- German poster
- Directed by: Jimmy Lee
- Written by: Jimmy Lee
- Produced by: Michael J. White
- Starring: Barry Wyatt; Jake Henry; Francine Lapensée;
- Cinematography: Silvio Santini
- Edited by: Steven Nielson
- Music by: Eric Ekstrand; Nathan Wang;
- Production company: Mod Sync Films
- Distributed by: Omega Entertainment
- Release date: January 13, 1989 (Los Angeles);
- Running time: 103 minutes
- Country: United States
- Language: English

= Hanging Heart (film) =

Hanging Heart is a 1989 (Note: Some sources erroneously list the film as a 1983 production; however, its copyright registration year as shown in the end credits is 1989. Furthermore, its producer, Michael J. White, confirmed the film was shot in the summer of 1988.) American slasher film written and directed by Jimmy Lee, and starring Barry Wyatt, Jake Henry, and Francine Lapensée. Its plot follows a stage actor who is arrested for his girlfriend's murder, followed by a series of similar slayings, while he is defended by a benefactor and attorney who is romantically obsessed with him.

==Plot==
Denny is a struggling stage actor in Los Angeles who performs in an experimental theater group. Elliot Scott, a wealthy gay attorney, is enamored of Denny, and allows him to rent a room in his house, as well as bestowing him with lavish gifts, including an expensive car which Denny refuses to take. After Denny and his girlfriend, fellow actress Cathy, have sex in the theater, a cloaked figure with a black wig strangles her to death.

Denny is arrested and booked in the local jail for Cathy's murder, forcing Joanne to recast Denny's role in their forthcoming play, giving the part to the ambitious but drug-addicted Richard. Meanwhile, Elliot agrees to represent Denny as his defense attorney and posts his bail. A recess is ordered for Denny's trial as the prosecution attempts to gather further evidence. During the recess, Denny has dreams in which Elliot makes sexual advances toward him, attempting to perform oral sex on Denny in the shower. Later, Joanne finds Denny alone in the theater donning a black wig, in a catatonic state. The two have sex, after which Joanne is strangled to death in the same manner as Cathy.
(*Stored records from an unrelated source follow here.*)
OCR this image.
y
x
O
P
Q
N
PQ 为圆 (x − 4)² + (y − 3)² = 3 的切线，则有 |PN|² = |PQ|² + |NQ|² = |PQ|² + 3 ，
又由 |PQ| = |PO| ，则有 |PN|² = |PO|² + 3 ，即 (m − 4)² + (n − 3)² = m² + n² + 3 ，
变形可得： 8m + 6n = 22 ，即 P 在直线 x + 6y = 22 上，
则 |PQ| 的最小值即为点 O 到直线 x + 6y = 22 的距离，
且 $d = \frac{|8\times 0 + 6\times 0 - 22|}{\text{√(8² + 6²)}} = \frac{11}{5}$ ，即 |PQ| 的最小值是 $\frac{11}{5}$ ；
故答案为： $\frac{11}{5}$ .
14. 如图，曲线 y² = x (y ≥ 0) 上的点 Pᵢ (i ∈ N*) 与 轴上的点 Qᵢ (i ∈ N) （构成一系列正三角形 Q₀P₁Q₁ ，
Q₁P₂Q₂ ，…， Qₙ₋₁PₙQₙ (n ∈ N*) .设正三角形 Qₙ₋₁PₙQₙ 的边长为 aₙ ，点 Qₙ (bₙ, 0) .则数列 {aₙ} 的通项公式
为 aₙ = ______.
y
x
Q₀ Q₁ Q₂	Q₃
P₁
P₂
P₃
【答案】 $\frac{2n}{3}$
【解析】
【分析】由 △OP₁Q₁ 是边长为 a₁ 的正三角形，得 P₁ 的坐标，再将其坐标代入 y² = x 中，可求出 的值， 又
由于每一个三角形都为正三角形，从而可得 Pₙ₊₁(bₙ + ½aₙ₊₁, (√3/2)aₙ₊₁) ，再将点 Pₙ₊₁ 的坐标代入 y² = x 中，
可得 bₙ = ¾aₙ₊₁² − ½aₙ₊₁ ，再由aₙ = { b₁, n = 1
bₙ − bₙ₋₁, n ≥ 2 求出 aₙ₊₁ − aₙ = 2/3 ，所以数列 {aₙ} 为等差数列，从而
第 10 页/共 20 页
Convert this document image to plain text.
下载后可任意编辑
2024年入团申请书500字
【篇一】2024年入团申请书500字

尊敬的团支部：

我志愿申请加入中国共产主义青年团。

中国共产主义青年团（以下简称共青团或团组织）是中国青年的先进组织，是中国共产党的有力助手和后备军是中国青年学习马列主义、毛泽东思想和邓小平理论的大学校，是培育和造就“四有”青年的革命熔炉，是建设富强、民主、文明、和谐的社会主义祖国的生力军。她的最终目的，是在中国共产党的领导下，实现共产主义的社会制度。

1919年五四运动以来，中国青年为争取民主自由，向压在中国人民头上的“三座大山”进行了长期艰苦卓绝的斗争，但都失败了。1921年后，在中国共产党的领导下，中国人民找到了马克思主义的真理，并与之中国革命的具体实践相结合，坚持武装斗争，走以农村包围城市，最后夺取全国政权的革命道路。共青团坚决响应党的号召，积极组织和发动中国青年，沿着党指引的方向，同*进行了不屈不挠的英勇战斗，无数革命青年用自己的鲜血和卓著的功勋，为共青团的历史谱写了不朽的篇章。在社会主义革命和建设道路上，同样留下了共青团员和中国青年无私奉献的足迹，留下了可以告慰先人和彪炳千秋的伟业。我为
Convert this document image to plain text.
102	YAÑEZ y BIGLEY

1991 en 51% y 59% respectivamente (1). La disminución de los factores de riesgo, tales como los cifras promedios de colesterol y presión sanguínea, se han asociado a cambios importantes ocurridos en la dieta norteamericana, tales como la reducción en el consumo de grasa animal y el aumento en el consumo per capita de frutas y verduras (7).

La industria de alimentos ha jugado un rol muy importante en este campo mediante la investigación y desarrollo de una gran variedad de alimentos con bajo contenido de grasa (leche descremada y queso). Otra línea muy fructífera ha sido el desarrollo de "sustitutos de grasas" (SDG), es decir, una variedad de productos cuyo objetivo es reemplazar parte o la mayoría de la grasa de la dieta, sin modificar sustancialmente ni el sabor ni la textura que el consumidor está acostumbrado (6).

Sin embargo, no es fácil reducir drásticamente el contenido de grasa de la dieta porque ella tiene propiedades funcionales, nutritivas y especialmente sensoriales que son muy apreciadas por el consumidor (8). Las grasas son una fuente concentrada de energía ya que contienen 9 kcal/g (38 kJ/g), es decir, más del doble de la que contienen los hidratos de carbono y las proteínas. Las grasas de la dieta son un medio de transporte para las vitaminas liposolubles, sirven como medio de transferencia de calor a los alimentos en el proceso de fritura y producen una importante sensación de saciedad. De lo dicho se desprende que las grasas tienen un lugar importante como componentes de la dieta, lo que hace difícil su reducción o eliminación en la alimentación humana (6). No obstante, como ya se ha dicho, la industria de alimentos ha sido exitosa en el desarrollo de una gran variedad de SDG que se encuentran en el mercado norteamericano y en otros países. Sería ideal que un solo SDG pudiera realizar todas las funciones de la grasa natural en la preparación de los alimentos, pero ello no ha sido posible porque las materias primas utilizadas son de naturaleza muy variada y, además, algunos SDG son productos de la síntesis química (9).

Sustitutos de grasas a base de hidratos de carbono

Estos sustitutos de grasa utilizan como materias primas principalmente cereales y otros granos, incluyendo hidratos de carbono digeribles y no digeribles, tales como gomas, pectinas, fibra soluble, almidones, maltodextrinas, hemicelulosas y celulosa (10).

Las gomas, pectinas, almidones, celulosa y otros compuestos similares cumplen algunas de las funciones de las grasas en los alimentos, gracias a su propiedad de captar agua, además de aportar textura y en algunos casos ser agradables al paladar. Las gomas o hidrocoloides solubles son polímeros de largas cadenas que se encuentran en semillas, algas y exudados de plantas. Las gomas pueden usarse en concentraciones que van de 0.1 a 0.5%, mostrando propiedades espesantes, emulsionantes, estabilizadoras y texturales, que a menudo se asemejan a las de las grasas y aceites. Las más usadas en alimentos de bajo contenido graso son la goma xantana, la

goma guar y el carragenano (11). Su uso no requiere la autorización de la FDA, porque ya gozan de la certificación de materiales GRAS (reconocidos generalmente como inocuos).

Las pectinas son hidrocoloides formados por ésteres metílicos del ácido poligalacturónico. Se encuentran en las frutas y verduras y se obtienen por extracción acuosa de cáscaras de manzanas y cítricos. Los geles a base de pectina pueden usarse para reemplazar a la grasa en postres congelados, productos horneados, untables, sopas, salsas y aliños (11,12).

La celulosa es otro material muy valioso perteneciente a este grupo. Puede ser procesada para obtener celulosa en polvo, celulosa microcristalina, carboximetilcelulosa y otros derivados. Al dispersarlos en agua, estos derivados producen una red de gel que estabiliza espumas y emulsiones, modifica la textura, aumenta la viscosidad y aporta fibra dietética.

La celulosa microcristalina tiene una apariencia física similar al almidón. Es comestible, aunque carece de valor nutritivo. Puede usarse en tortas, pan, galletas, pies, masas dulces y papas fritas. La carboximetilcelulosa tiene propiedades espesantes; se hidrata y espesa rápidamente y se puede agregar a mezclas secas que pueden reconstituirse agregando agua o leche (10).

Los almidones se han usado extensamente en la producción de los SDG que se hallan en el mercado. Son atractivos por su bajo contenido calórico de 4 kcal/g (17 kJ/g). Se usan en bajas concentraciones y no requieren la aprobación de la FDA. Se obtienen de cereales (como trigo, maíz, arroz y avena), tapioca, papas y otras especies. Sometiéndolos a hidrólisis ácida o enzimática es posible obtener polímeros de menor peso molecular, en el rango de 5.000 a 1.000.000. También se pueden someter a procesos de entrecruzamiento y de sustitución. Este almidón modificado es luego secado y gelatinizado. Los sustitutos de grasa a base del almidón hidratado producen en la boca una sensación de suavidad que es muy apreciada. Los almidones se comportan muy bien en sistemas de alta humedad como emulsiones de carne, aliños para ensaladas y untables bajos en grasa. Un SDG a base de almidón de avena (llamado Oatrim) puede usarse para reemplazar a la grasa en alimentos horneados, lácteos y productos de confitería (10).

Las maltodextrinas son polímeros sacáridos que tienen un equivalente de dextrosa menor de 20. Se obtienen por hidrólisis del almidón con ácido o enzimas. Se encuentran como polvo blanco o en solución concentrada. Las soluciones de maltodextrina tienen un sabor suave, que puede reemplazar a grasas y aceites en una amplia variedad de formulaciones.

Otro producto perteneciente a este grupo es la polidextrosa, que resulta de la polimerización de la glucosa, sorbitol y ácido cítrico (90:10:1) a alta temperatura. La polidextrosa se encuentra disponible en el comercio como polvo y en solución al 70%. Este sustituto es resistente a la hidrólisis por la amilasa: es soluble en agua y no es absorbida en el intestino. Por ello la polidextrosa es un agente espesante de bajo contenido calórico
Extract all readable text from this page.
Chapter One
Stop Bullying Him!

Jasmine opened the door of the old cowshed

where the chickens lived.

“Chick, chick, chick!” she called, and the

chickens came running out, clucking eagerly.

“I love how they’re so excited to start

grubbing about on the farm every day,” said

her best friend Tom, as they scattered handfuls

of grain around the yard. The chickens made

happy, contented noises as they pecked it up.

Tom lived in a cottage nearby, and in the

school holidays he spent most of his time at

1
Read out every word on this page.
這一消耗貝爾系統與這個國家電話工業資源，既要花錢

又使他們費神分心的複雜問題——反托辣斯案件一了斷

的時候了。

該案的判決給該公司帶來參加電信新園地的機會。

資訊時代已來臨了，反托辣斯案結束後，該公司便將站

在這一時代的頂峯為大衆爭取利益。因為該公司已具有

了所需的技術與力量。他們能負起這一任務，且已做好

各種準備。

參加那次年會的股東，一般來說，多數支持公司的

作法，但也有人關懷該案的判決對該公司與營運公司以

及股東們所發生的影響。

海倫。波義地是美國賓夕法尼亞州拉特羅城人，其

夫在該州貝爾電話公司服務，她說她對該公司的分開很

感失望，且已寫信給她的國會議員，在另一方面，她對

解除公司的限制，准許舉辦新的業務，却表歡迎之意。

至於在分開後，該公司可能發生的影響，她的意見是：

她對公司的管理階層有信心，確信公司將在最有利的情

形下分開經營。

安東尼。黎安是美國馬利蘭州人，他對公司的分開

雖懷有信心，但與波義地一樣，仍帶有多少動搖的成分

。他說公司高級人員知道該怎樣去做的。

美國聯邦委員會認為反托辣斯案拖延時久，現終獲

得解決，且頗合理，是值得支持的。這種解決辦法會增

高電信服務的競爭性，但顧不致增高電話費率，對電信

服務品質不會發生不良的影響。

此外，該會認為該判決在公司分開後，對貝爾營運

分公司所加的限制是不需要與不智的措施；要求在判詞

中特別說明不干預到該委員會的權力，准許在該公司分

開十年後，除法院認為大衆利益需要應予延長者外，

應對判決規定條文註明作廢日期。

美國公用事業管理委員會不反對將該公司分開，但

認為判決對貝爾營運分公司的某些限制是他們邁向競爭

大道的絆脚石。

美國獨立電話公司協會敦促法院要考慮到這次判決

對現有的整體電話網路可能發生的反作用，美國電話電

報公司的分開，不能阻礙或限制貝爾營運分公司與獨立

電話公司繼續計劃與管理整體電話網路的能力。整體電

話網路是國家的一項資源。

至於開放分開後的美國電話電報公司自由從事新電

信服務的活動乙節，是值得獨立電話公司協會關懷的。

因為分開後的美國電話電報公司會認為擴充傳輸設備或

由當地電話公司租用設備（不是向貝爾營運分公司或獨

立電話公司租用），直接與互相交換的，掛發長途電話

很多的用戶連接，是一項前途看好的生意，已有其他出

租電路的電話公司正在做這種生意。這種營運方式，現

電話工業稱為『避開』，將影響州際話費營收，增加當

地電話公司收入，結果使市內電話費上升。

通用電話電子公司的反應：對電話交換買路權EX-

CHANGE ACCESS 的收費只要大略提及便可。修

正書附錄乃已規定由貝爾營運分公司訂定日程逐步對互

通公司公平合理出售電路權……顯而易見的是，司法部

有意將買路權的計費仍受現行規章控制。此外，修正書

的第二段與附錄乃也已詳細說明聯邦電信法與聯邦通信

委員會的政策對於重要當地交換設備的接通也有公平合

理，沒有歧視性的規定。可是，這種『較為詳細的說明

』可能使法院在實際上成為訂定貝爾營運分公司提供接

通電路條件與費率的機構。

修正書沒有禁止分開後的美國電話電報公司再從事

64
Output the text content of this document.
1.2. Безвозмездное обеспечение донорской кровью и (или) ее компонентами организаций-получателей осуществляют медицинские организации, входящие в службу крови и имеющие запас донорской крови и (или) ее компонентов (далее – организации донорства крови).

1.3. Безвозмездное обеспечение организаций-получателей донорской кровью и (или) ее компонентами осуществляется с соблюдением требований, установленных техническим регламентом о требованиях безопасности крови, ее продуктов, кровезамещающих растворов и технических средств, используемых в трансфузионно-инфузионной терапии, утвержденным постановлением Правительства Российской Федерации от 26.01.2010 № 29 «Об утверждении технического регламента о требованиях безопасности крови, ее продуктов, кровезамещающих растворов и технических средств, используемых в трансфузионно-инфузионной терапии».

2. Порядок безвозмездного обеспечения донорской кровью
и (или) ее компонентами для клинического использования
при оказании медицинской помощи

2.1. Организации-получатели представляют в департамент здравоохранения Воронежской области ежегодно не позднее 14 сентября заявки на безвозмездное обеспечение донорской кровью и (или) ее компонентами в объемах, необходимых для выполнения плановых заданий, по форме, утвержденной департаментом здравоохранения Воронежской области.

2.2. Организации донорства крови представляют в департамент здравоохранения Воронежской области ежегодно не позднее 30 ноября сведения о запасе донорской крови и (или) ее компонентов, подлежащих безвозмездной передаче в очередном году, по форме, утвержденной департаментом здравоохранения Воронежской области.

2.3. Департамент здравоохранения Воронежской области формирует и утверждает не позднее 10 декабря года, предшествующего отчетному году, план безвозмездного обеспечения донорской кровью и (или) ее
Joanne's murder is again attributed to Denny, who is incarcerated in a psychiatric hospital. In therapy sessions, Denny experiences flashbacks to being sexually abused by his stepfather, and the subsequent unresolved strangling death of his mother. A psychiatrist treating Denny testifies on his behalf in court, while Richard testifies for the prosecution, accusing Denny of hating women. The psychiatrist's testimony results in Denny being allowed bail during the trial, which is again paid by Elliot.

Julie, one of Denny's friends and fellow actors who moonlights as an escort, expresses empathy for him, which is observed in a local bar by Detective McGill, who is attempting to prove Denny's guilt. Later that night, Richard breaks into Julie's home and threatens her. On a critical day of the trial, Denny runs late to the courthouse and is struck by a car, which Julie witnesses. Julie tends to Denny in the hospital, and forms a romantic bond with him. After convalescing, Denny attempts to unravel the identity of the killer, believing he has been framed. He subsequently learns that the car accident was set up by McGill, which Julie reluctantly helped orchestrate, as McGill was blackmailing her for her escorting.

Richard attacks Julie at the local bar, but Denny comes to her aid. A fight breaks out between Richard and Denny, but Elliot arrives and stops Denny. Denny flees the scene with Julie, and the two hide out in the theater. There, Julie is attacked by the disguised assailant, but Denny stops the perpetrator, who is revealed to be Elliot, who has been murdering Denny's female sexual partners out of his lust for him. Elliot is arrested for the crimes, and sits idly in a jail cell.

==Production==
The film was written and produced by Jimmy Lee, a Korean emigrant to the United States who was studying film at Columbia College Hollywood. Filming took place over four weeks in the summer of 1988 in Los Angeles. Some filming occurred at the Lincoln Heights Jail in Lincoln Heights, Los Angeles. Additional photography, including some of the courtroom and prison locations, where shot on sets in Culver City that had previously been used in the film Escape from Alcatraz (1979)

==Release==
The film had a premiere screening on January 13, 1989, at the Darryl F. Zanuck Theater at 20th Century Fox studios.

It was sold for international distribution through Omega Entertainment, but did not receive a release in the United States. Vinegar Syndrome released the film on Blu-ray for the first time as part of their Homegrown Horrors: Volume II set in 2022, alongside Moonstalker (1989) and Dead Girls (1990).